28. A device, comprising: means for receiving a communication request within a device; means for selecting, based on one or more parameters, at least one transport for fulfilling the communication request from a plurality of transports that are supported in the device; means for establishing a communication connection using the at least one selected transport; means for evaluating the connection based on the one or more parameters; and means for, if the evaluation indicates that the connection should be modified, reconfiguring the connection with respect to the at least one selected transport.

29. A system, comprising: a first device supporting one or more transports; and at least one other device supporting one or more transports; the first device receiving a communication request from within the first device; the first device further selecting, based on one or more parameters, at least one transport for fulfilling the communication request from a plurality of transports that are supported in the device; the first device further establishing a communication connection using the at least one selected transport with the at least one other device; evaluating the connection based on the one or more parameters from at least one of the first device and the at least one other device; and if the evaluation indicates that the connection should be modified, reconfiguring the connection between the first device and the at least one other device with respect to the at least one selected transport.

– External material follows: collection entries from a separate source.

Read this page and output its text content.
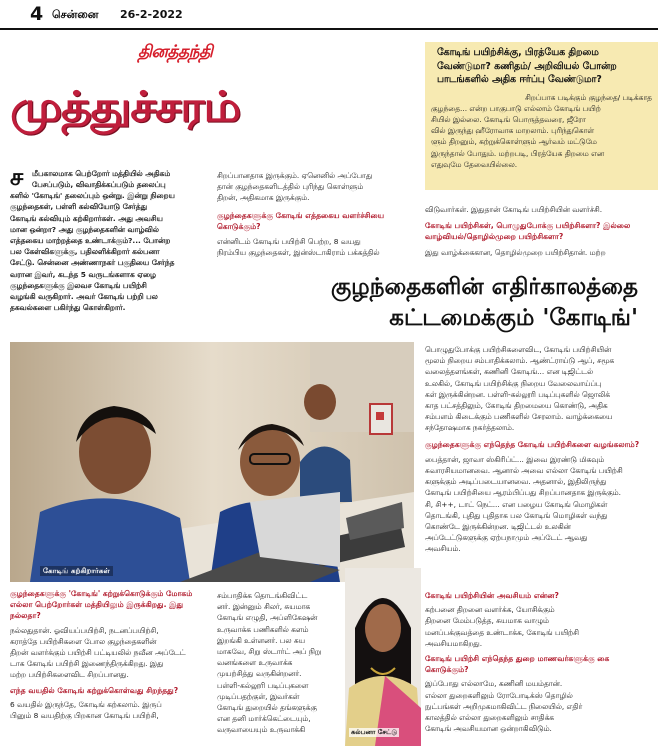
4 சென்னை 26-2-2022
தினத்தந்தி
முத்துச்சரம்
கோடிங் பயிற்சிக்கு, பிரத்யேக திறமை வேண்டுமா? கணிதம்/ அறிவியல் போன்ற பாடங்களில் அதிக ஈர்ப்பு வேண்டுமா?
சிறப்பாக படிக்கும் குழந்தை/ படிக்காத
குழந்தை... என்ற பாகுபாடு எல்லாம் கோடிங் பயிற்
சியில் இல்லை. கோடிங் பொருத்தவரை, ஜீரோ
வில் இருந்து ஹீரோவாக மாறலாம். புரிந்துகொள்
ளும் திறனும், கற்றுக்கொள்ளும் ஆர்வம் மட்டுமே
இருந்தால் போதும். மற்றபடி, பிரத்யேக திறமை என
எதுவுமே தேவையில்லை.
ச மீபகாலமாக பெற்றோர் மத்தியில் அதிகம்
பேசப்படும், விவாதிக்கப்படும் தலைப்பு
களில் 'கோடிங்' தலைப்பும் ஒன்று. இன்று நிறைய
குழந்தைகள், பள்ளி கல்வியோடு சேர்த்து
கோடிங் கல்வியும் கற்கிறார்கள். அது அவசிய
மான ஒன்றா? அது குழந்தைகளின் வாழ்வில்
எத்தகைய மாற்றத்தை உண்டாக்கும்?... போன்ற
பல கேள்விகளுக்கு, பதிலளிக்கிறார் கல்பனா
சேட்டு. சென்னை அண்ணாநகர் பகுதியை சேர்ந்த
வரான இவர், கடந்த 5 வருடங்களாக ஏழை
குழந்தைகளுக்கு இலவச கோடிங் பயிற்சி
வழங்கி வருகிறார். அவர் கோடிங் பற்றி பல
தகவல்களை பகிர்ந்து கொள்கிறார்.
சிறப்பானதாக இருக்கும். ஏனெனில் அப்போது
தான் குழந்தைகளிடத்தில் புரிந்து கொள்ளும்
திறன், அதிகமாக இருக்கும்.
குழந்தைகளுக்கு கோடிங் எத்தகைய வளர்ச்சியை கொடுக்கும்?
என்னிடம் கோடிங் பயிற்சி பெற்ற, 8 வயது
நிரம்பிய குழந்தைகள், இன்ஸ்டாகிராம் பக்கத்தில்
விடுவார்கள். இதுதான் கோடிங் பயிற்சியின் வளர்ச்சி.
கோடிங் பயிற்சிகள், பொழுதுபோக்கு பயிற்சிகளா? இல்லை வாழ்வியல்/தொழில்முறை பயிற்சிகளா?
இது வாழ்க்கைகான, தொழில்முறை பயிற்சிதான். மற்ற
குழந்தைகளின் எதிர்காலத்தை
கட்டமைக்கும் 'கோடிங்'
கோடிங் கற்கிறார்கள்
பொழுதுபோக்கு பயிற்சிகளைவிட, கோடிங் பயிற்சியின்
மூலம் நிறைய சம்பாதிக்கலாம். ஆண்ட்ராய்டு ஆப், சமூக
வலைத்தளங்கள், கணினி கோடிங்... என டிஜிட்டல்
உலகில், கோடிங் பயிற்சிக்கு நிறைய வேலைவாய்ப்பு
கள் இருக்கின்றன. பள்ளி-கல்லூரி படிப்புகளில் ஜொலிக்
காத பட்சத்திலும், கோடிங் திறமையை கொண்டு, அதிக
சம்பளம் கிடைக்கும் பணிகளில் சேரலாம். வாழ்க்கையை
சந்தோஷமாக நகர்த்தலாம்.
குழந்தைகளுக்கு எந்தெந்த கோடிங் பயிற்சிகளை வழங்கலாம்?
பைத்தான், ஜாவா ஸ்கிரிப்ட்... இவை இரண்டு மிகவும்
சுவாரசியமானவை. ஆனால் அவை எல்லா கோடிங் பயிற்சி
களுக்கும் அடிப்படையானவை. அதனால், இதிலிருந்து
கோடிங் பயிற்சியை ஆரம்பிப்பது சிறப்பானதாக இருக்கும்.
சி, சி++, டாட் நெட்... என பழைய கோடிங் மொழிகள்
தொடங்கி, புதிது புதிதாக பல கோடிங் மொழிகள் வந்து
கொண்டே இருக்கின்றன. டிஜிட்டல் உலகின்
அப்டேட்டுகளுக்கு ஏற்பநாமும் அப்டேட் ஆவது
அவசியம்.
குழந்தைகளுக்கு 'கோடிங்' கற்றுக்கொடுக்கும் மோகம் எல்லா பெற்றோர்கள் மத்தியிலும் இருக்கிறது. இது நல்லதா?
நல்லதுதான். ஓவியப்பயிற்சி, நடனப்பயிற்சி,
கராத்தே பயிற்சிகளை போல குழந்தைகளின்
திறன் வளர்க்கும் பயிற்சி பட்டியலில் நவீன அப்டேட்
டாக கோடிங் பயிற்சி இணைந்திருக்கிறது. இது
மற்ற பயிற்சிகளைவிட சிறப்பானது.
எந்த வயதில் கோடிங் கற்றுக்கொள்வது சிறந்தது?
6 வயதில் இருந்தே, கோடிங் கற்கலாம். இருப்
பினும் 8 வயதிற்கு பிறகான கோடிங் பயிற்சி,
சம்பாதிக்க தொடங்கிவிட்ட
னர். இன்னும் சிலர், சுயமாக
கோடிங் எழுதி, அப்ளிகேஷன்
உருவாக்க பணிகளில் களம்
இறங்கி உள்ளனர். பல சுய
மாகவே, சிறு ஸ்டார்ட் அப் நிறு
வனங்களை உருவாக்க
முயற்சித்து வருகின்றனர்.
பள்ளி-கல்லூரி படிப்புகளை
முடிப்பதற்குள், இவர்கள்
கோடிங் துறையில் தங்களுக்கு
என தனி மார்க்கெட்டையும்,
வருவாயையும் உருவாக்கி	கல்பனா சேட்டு
கோடிங் பயிற்சியின் அவசியம் என்ன?
கற்பனை திறனை வளர்க்க, யோசிக்கும்
திறனை மேம்படுத்த, சுயமாக வாழும்
மனப்பக்குவத்தை உண்டாக்க, கோடிங் பயிற்சி
அவசியமாகிறது.
கோடிங் பயிற்சி எந்தெந்த துறை மாணவர்களுக்கு கை கொடுக்கும்?
இப்போது எல்லாமே, கணினி மயம்தான்.
எல்லா துறைகளிலும் ரோபோடிக்ஸ் தொழில்
நுட்பங்கள் அறிமுகமாகிவிட்ட நிலையில், எதிர்
காலத்தில் எல்லா துறைகளிலும் சாதிக்க
கோடிங் அவசியமான ஒன்றாகிவிடும்.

30. A middleware layer in an operational structure, comprising: a higher level configured receive a communication request from at least one of an application or service residing in a layer above the middleware layer, and to select, based on one or more parameters, at least one transport for fulfilling the communication request from a plurality of available transports; and a lower level configured to establish a communication connection using the at least one selected transport; the higher level further being configured to evaluate the connection based on the one or more parameters, and if the evaluation indicates that the connection should be modified, reconfiguring the connection with respect to the at least one selected transport.